Multiple academic studies have indicated that Republican were statistically more likely to die of Covid-19 than Democrats.
The latest, a working paper by the National Bureau of Economic Research, concludes, “Average excess death rates in Florida and Ohio were 76% higher among Republicans than Democrats between March 2020 and December 2021,” NBC News reported on Sunday, October 9, 2022 (read story here).
That’s based on a methodology using indirect evidence. “Excess deaths refers to deaths above what would be anticipated based on historical trends,” NBC News explains.
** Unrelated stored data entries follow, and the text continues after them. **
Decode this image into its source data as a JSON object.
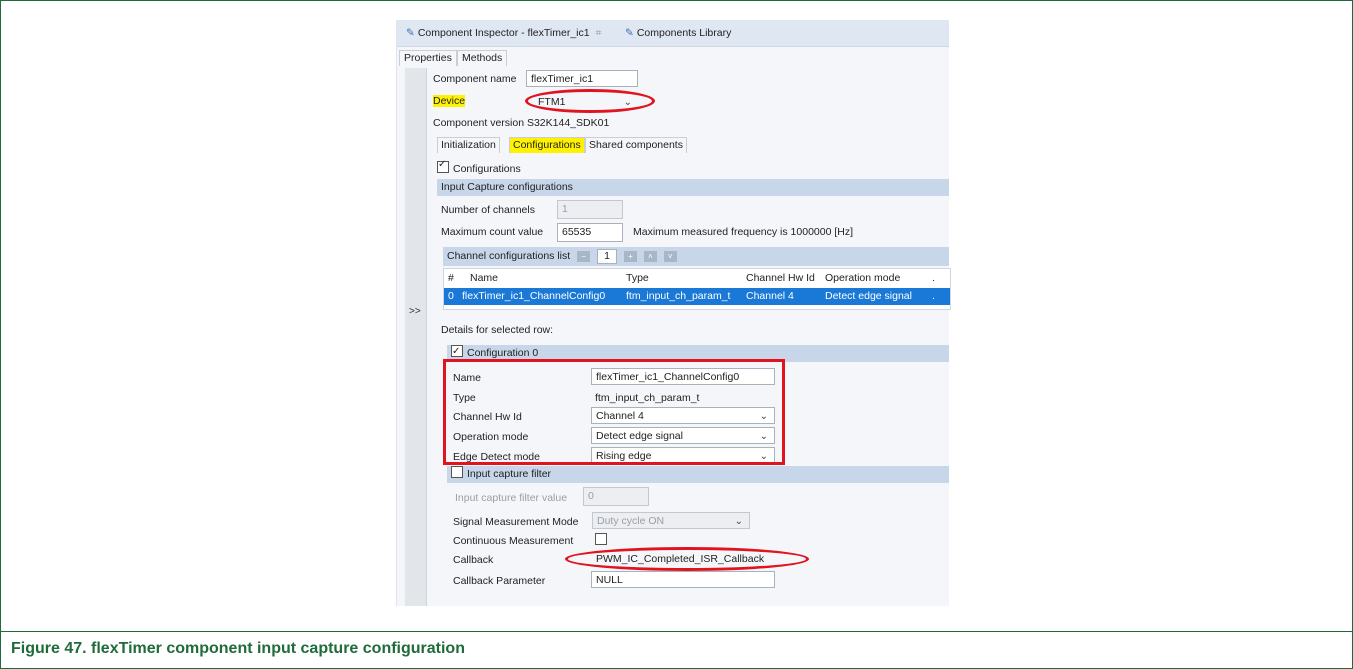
{
  "caption": "Figure 47. flexTimer component input capture configuration",
  "view_tabs": [
    {
      "label": "Component Inspector - flexTimer_ic1",
      "close_glyph": "⌗"
    },
    {
      "label": "Components Library"
    }
  ],
  "subtabs": [
    "Properties",
    "Methods"
  ],
  "fields": {
    "component_name_label": "Component name",
    "component_name_value": "flexTimer_ic1",
    "device_label": "Device",
    "device_value": "FTM1",
    "component_version": "Component version  S32K144_SDK01"
  },
  "inner_tabs": [
    "Initialization",
    "Configurations",
    "Shared components"
  ],
  "configurations_checkbox": "Configurations",
  "input_capture_header": "Input Capture configurations",
  "num_channels_label": "Number of channels",
  "num_channels_value": "1",
  "max_count_label": "Maximum count value",
  "max_count_value": "65535",
  "max_freq_text": "Maximum measured frequency is 1000000 [Hz]",
  "channel_list": {
    "label": "Channel configurations list",
    "page": "1",
    "columns": [
      "#",
      "Name",
      "Type",
      "Channel Hw Id",
      "Operation mode",
      "."
    ],
    "rows": [
      [
        "0",
        "flexTimer_ic1_ChannelConfig0",
        "ftm_input_ch_param_t",
        "Channel 4",
        "Detect edge signal",
        "."
      ]
    ]
  },
  "expand_button": ">>",
  "details_label": "Details for selected row:",
  "configuration0": {
    "header": "Configuration 0",
    "name_label": "Name",
    "name_value": "flexTimer_ic1_ChannelConfig0",
    "type_label": "Type",
    "type_value": "ftm_input_ch_param_t",
    "hwid_label": "Channel Hw Id",
    "hwid_value": "Channel 4",
    "opmode_label": "Operation mode",
    "opmode_value": "Detect edge signal",
    "edge_label": "Edge Detect mode",
    "edge_value": "Rising edge"
  },
  "input_filter_header": "Input capture filter",
  "filter_value_label": "Input capture filter value",
  "filter_value": "0",
  "signal_mode_label": "Signal Measurement Mode",
  "signal_mode_value": "Duty cycle ON",
  "continuous_label": "Continuous Measurement",
  "callback_label": "Callback",
  "callback_value": "PWM_IC_Completed_ISR_Callback",
  "callback_param_label": "Callback Parameter",
  "callback_param_value": "NULL",
  "colors": {
    "highlight": "#fff200",
    "annotation": "#e0131f",
    "selection": "#1a78d6",
    "caption": "#1f6b3a"
  }
}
The CDC provides a more detailed explanation here.
A study by Yale researchers published in June 2022 also found that “counties with a Republican majority had a greater share of Covid deaths through October 2021, relative to majority-Democratic counties,” NBC News reported, adding, “But experts are still puzzling over why these differences exist.”
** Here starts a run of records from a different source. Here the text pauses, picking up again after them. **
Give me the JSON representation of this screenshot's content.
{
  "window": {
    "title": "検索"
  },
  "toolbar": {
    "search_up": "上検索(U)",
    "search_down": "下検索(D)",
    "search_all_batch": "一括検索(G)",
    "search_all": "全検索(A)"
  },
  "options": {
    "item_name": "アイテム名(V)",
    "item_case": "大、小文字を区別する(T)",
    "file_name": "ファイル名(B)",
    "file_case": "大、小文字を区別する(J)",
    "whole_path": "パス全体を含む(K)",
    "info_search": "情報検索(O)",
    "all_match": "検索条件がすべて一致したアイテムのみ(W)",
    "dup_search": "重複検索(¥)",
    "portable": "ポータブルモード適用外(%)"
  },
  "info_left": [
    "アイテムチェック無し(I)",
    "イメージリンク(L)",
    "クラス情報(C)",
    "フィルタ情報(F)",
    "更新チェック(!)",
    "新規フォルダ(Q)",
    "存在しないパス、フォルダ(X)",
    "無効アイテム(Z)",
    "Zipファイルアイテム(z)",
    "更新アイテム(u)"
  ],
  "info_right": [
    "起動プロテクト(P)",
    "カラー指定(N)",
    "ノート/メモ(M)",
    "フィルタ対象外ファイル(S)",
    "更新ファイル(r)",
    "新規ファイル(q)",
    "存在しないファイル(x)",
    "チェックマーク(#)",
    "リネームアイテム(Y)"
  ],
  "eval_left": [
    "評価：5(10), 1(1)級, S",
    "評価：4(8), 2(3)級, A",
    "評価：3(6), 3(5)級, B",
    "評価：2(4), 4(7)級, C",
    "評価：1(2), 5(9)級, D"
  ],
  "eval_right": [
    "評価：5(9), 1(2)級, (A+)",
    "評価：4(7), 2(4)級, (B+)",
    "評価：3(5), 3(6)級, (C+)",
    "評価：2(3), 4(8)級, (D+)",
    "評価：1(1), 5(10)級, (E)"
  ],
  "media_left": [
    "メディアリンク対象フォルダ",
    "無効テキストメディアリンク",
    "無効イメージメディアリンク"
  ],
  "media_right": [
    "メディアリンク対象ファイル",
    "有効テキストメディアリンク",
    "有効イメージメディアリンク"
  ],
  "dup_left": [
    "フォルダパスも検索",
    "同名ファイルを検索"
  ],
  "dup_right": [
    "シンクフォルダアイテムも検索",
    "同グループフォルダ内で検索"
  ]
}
The researchers behind the working paper think it has more to do with “vaccine hesitancy” than failure to follow mask and social distancing guidelines. “We really don’t see a big divide until after vaccines became widely available,” they said, but once they did, “Excess death rates in Florida and Ohio were 153% higher among Republicans than Democrats.”
I’ve previously seen data indicating Florida’s death rate was three times higher than Washington’s, whose governor implemented mask and social distancing mandates, and also vaccine mandates for state employees. By contrast, Florida Gov. Ron DeSantis, who wants to be president, blew off Covid-19 and forced lax health safeguards on his state’s residents, thousands of whom paid for his policy with their lives.
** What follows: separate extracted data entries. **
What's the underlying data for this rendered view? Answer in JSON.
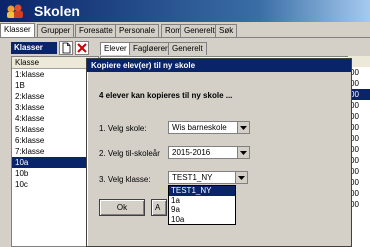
{
  "app": {
    "title": "Skolen"
  },
  "main_tabs": [
    {
      "label": "Klasser"
    },
    {
      "label": "Grupper"
    },
    {
      "label": "Foresatte"
    },
    {
      "label": "Personale"
    },
    {
      "label": "Rom"
    },
    {
      "label": "Generelt"
    },
    {
      "label": "Søk"
    }
  ],
  "classes_panel": {
    "header": "Klasser",
    "list_header": "Klasse",
    "items": [
      "1:klasse",
      "1B",
      "2:klasse",
      "3:klasse",
      "4:klasse",
      "5:klasse",
      "6:klasse",
      "7:klasse",
      "10a",
      "10b",
      "10c"
    ],
    "selected": "10a"
  },
  "sub_tabs": [
    {
      "label": "Elever"
    },
    {
      "label": "Fagløerere"
    },
    {
      "label": "Generelt"
    }
  ],
  "right_strip": [
    "00",
    "00",
    "00",
    "00",
    "00",
    "00",
    "00",
    "00",
    "00",
    "00",
    "00",
    "00",
    "00",
    "00"
  ],
  "dialog": {
    "title": "Kopiere elev(er) til ny skole",
    "message": "4 elever kan kopieres til ny skole ...",
    "school_label": "1. Velg skole:",
    "school_value": "Wis barneskole",
    "year_label": "2. Velg til-skoleår",
    "year_value": "2015-2016",
    "class_label": "3. Velg klasse:",
    "class_value": "TEST1_NY",
    "class_options": [
      "TEST1_NY",
      "1a",
      "9a",
      "10a"
    ],
    "ok_label": "Ok",
    "cancel_label": "A"
  },
  "colors": {
    "selection": "#0a246a",
    "chrome": "#d4d0c8"
  }
}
The Covid vaccines didn’t necessarily prevent infection, but were highly effective to prevent hospitalizations and deaths. Masks and social distancing were designed to reduce community spread. Republican resistance to these measures presumably made them more vulnerable to infection; but if, as the studies suggest, the gap between Republican and Democratic mortality widened after vaccines became available, that would be because the vaccinated group were better protected if they did become infected.
The founder and owner of this blog, Dr. Steve Schwartz, an internationally renowned medical researcher at the University of Washington, contracted Covid-19 as the pandemic was just beginning in March 2020, no one knows how, and died within days. In those early stages, most of the casualties in Washington State were elderly residents of nursing homes, where the virus was able to spread quickly and easily.
Things were confusing for all of us then. Health experts learned as they went along, and shaped recommendations and policies based on what they knew about virology and previous epidemics, much of which was right. Unfortunately, the Covid-19 pandemic quickly became politicized; Republicans emphasized freedom from restrictive measures, while Democrats emphasized safety and survival.
Looking back, the results, it seems, speak for themselves.